Forschung

Postdoc Project:
“‘To give these thousands of youngsters a constructive childhood:’ The discourse on proxy adoptions in the United States, 1945-1957.”

 

Synopsis of Dissertation: 
for a review of the dissertation, 
http://dissertationreviews.org/archives/10497

"From Cocoa Slavery to Chocolate City: Chocolate as a Racial Signifier in the Constructions of Blackness":

What does chocolate have to do with the United States, specifically with African-American culture? Why does it seem to be utterly logical and “natural” for many people (not only in the U.S., but globally) to equate chocolate with Blackness? Why is chocolate such a popular metaphor in the constructions of Blackness in various registers of (popular) culture? Why has the advertising industry portrayed Black bodies to promote a sweet treat, and what has this to do with cocoa as a historically colonial commodity? Apparently, chocolate and Blackness act like a myth.
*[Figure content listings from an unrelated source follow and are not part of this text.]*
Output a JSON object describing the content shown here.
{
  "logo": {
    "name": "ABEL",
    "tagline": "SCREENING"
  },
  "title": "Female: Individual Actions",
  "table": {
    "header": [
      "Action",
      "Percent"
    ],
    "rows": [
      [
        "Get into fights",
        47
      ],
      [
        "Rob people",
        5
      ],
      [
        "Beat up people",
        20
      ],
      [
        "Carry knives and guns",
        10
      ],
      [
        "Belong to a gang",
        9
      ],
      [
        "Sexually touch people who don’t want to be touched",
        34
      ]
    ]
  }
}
The power of such a myth is that it goes without saying, seems “natural” and self-evident; it appears to be in no need of deciphering or demystifying. In this manuscript I explore why that myth is so powerful, why it seems to be so “natural” and so convincing to use chocolate in reference to Blackness.
In a nutshell, my dissertation “From Cocoa Slavery to Chocolate City: Chocolate as a Racial Signifier in the Constructions of Blackness” has four different focal points: first the modes of production of chocolate, i.e., the economic realities of the cocoa business and the material connection of Blackness and chocolate. Second the semantics of chocolate, i.e., its imaginary potential, how chocolate is constructed and construed, what people usually associate with it, and who consumes it. Third, it analyses the iconography of chocolate and its visual representation in advertisements. Finally, my concern is the usage of chocolate as a racial signifier; it shows how Blackness is constructed, performed, and construed; how it is thus literally made visible and discernible to various audiences. While the usage is often self-referential and emancipatory in the African-American context, chocolate is perceived as a derogatory expression by Afro-Germans without any self-affirmative appeal. Looking at both contexts allows me to detect who the agents of that usage were at what times, and what different—even conflicting—notions of Blackness the chocolate signifier produced in the African Diaspora.